Why I love it: For several seasons now I’ve enjoyed Andrew Peterson’s Christmas Album and live show, Behold the Lamb of God. This book is that musical narrative in book form. Ramsey writes: “I wrote Behold the Lamb of God to hide scripture in the heart by way of the imagination.”
Preparing for Jesus: Meditations of the Coming of Christ, Advent, Christmas and the Kingdom by Walter Wangerin Jr.
Format: December 1 – January 6; Scripture Reading / Daily Reflection / Prayer
From the website description: “Through rich detail and vivid images, these moving meditations make Christ’s birth both intimate and immediate, allowing us to see Christmas from its original happening to its perennial recurrence in our hearts.”
Why I love it: I haven’t read this one yet but I ordered it to use for this year’s reading based on a recommendation. I like that, unlike some of the others, this one goes from December 1 all the way through to Epiphany.

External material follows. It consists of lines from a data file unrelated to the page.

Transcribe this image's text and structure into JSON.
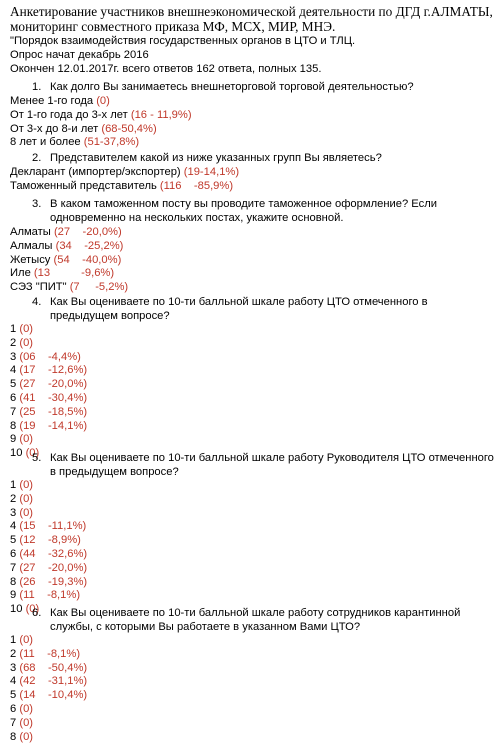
{
  "header": {
    "line1": "Анкетирование участников внешнеэкономической деятельности по ДГД г.АЛМАТЫ,",
    "line2": "мониторинг совместного приказа МФ, МСХ, МИР, МНЭ.",
    "line3": "\"Порядок взаимодействия государственных органов в ЦТО и ТЛЦ.",
    "line4": "Опрос начат декабрь 2016",
    "line5": "Окончен 12.01.2017г. всего ответов 162 ответа, полных 135."
  },
  "questions": [
    {
      "num": "1.",
      "text": "Как долго Вы занимаетесь внешнеторговой торговой деятельностью?",
      "answers": [
        {
          "label": "Менее 1-го года ",
          "value": "(0)"
        },
        {
          "label": "От 1-го года до 3-х лет ",
          "value": "(16 - 11,9%)"
        },
        {
          "label": "От 3-х до 8-и лет ",
          "value": "(68-50,4%)"
        },
        {
          "label": "8 лет и более ",
          "value": "(51-37,8%)"
        }
      ]
    },
    {
      "num": "2.",
      "text": "Представителем какой из ниже указанных групп Вы являетесь?",
      "answers": [
        {
          "label": "Декларант (импортер/экспортер) ",
          "value": "(19-14,1%)"
        },
        {
          "label": "Таможенный представитель ",
          "value": "(116    -85,9%)"
        }
      ]
    },
    {
      "num": "3.",
      "text": "В каком таможенном посту вы проводите таможенное оформление? Если одновременно на нескольких постах, укажите основной.",
      "answers": [
        {
          "label": "Алматы ",
          "value": "(27    -20,0%)"
        },
        {
          "label": "Алмалы ",
          "value": "(34    -25,2%)"
        },
        {
          "label": "Жетысу ",
          "value": "(54    -40,0%)"
        },
        {
          "label": "Иле ",
          "value": "(13          -9,6%)"
        },
        {
          "label": "СЭЗ \"ПИТ\" ",
          "value": "(7     -5,2%)"
        }
      ]
    },
    {
      "num": "4.",
      "text": "Как Вы оцениваете по 10-ти балльной шкале работу ЦТО отмеченного в предыдущем вопросе?",
      "answers": [
        {
          "label": "1 ",
          "value": "(0)"
        },
        {
          "label": "2 ",
          "value": "(0)"
        },
        {
          "label": "3 ",
          "value": "(06    -4,4%)"
        },
        {
          "label": "4 ",
          "value": "(17    -12,6%)"
        },
        {
          "label": "5 ",
          "value": "(27    -20,0%)"
        },
        {
          "label": "6 ",
          "value": "(41    -30,4%)"
        },
        {
          "label": "7 ",
          "value": "(25    -18,5%)"
        },
        {
          "label": "8 ",
          "value": "(19    -14,1%)"
        },
        {
          "label": "9 ",
          "value": "(0)"
        },
        {
          "label": "10 ",
          "value": "(0)"
        }
      ]
    },
    {
      "num": "5.",
      "text": "Как Вы оцениваете по 10-ти балльной шкале работу Руководителя ЦТО отмеченного в предыдущем вопросе?",
      "answers": [
        {
          "label": "1 ",
          "value": "(0)"
        },
        {
          "label": "2 ",
          "value": "(0)"
        },
        {
          "label": "3 ",
          "value": "(0)"
        },
        {
          "label": "4 ",
          "value": "(15    -11,1%)"
        },
        {
          "label": "5 ",
          "value": "(12    -8,9%)"
        },
        {
          "label": "6 ",
          "value": "(44    -32,6%)"
        },
        {
          "label": "7 ",
          "value": "(27    -20,0%)"
        },
        {
          "label": "8 ",
          "value": "(26    -19,3%)"
        },
        {
          "label": "9 ",
          "value": "(11    -8,1%)"
        },
        {
          "label": "10 ",
          "value": "(0)"
        }
      ]
    },
    {
      "num": "6.",
      "text": "Как Вы оцениваете по 10-ти балльной шкале работу сотрудников карантинной службы, с которыми Вы работаете в указанном Вами ЦТО?",
      "answers": [
        {
          "label": "1 ",
          "value": "(0)"
        },
        {
          "label": "2 ",
          "value": "(11    -8,1%)"
        },
        {
          "label": "3 ",
          "value": "(68    -50,4%)"
        },
        {
          "label": "4 ",
          "value": "(42    -31,1%)"
        },
        {
          "label": "5 ",
          "value": "(14    -10,4%)"
        },
        {
          "label": "6 ",
          "value": "(0)"
        },
        {
          "label": "7 ",
          "value": "(0)"
        },
        {
          "label": "8 ",
          "value": "(0)"
        }
      ]
    }
  ]
}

The Greatest Gift: Unwrapping the Full Love Story of Christmas by Ann Voskamp
Format: December 1 – 25; Scripture Reading / Short Narrative / Daily Reflection Questions
From the website description: “Beginning with Jesse, the father of David, The Greatest Gift retraces the epic pageantry of mankind, from Adam to the Messiah, with each day’s profound reading pointing to the coming promise of Christ, so that come Christmas morning you find that the season hasn’t blurred past you but your heart’s fully unwrapped the greatest gift you’ve always yearned for.”
Why I love it: I chose this book to read during December two years ago. Ann’s voice was a warm and kind companion during the early morning moments leading up the Christmas that year.

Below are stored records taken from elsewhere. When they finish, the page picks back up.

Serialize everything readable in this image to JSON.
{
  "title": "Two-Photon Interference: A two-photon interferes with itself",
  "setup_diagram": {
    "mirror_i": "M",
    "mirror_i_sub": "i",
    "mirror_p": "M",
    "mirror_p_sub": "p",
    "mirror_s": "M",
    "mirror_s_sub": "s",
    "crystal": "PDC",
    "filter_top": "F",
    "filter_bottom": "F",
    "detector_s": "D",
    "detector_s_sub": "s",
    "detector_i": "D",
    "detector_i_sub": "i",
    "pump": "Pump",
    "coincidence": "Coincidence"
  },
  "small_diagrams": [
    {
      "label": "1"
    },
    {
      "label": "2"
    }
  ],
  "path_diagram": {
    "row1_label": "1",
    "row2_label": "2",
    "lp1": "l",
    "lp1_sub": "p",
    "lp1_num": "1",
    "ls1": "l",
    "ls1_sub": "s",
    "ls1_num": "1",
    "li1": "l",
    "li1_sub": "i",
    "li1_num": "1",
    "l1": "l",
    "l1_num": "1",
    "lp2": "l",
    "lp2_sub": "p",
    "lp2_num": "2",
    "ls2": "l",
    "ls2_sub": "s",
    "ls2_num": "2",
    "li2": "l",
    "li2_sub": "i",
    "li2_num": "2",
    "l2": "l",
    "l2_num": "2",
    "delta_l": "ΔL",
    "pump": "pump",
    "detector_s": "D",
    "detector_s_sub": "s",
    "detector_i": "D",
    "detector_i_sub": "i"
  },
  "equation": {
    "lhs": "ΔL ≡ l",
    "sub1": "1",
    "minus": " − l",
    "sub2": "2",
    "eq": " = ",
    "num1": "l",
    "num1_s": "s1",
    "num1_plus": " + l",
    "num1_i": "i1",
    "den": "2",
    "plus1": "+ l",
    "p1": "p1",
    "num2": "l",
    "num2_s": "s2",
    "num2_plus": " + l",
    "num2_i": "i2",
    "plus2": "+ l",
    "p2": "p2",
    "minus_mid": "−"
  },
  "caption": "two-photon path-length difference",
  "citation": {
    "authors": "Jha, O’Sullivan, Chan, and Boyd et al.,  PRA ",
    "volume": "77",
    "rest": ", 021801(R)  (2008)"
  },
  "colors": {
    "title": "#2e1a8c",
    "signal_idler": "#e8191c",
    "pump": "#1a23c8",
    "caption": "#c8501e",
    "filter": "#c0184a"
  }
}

Come, Lord Jesus: The Weight of Waiting by Kris Camealy
Format: December 1 – 25; Scripture Reading / Daily Reflection / One Reflection Question / Prayer
From the website description: “Come, Lord Jesus is a quiet invitation to sit with the weight of waiting, and recount the faithfulness of God, to trace the hope of Christmas, and prepare the way for Jesus’ coming into the world, into our own hearts, into our everyday, ordinary time.”
Why I love it: As an author, I receive a lot of books for free in the mail. But when I heard about this one, I bought it with my own cash money. It was the description that got me – an invitation to invite Jesus fully into the tension of waiting. The theme of waiting has been on my heart for a while now and I look forward to letting Kris lead me through it.
Watch for the Light: Readings for Advent and Christmas by Annie Dillard, Dietrich Bonhoeffer, Thomas Merton, C.S. Lewis + more
Format: November 24 – January 7; One extended essay per day
From the website description: “These fifty devotions invite the reader to contemplate the great themes of Christmas and the significance that the coming of Jesus has for each of us – not only during Advent, but every day. Whether dipped into at leisure or used on a daily basis, Watch for the Light gives the phrase ‘holiday preparations’ new depth and meaning.”
Why I love it: Okay, so I’ve not read this one. But I’ve read the comparable book to this one for Lent, Bread and Wine. That book remains one of my favorites for reading during the Lenten season because of both the variety of contributing authors as well as the depth and perspective they offer.
I just realized all these books are blue. It seems fitting. Blue, in my mind, is the color of waiting, of the liminal space between the now and not-yet. I hope you’ll find a new friend among these recommendations. More, I hope this Advent season is one of hopeful anticipation of the coming of Christ in and around you.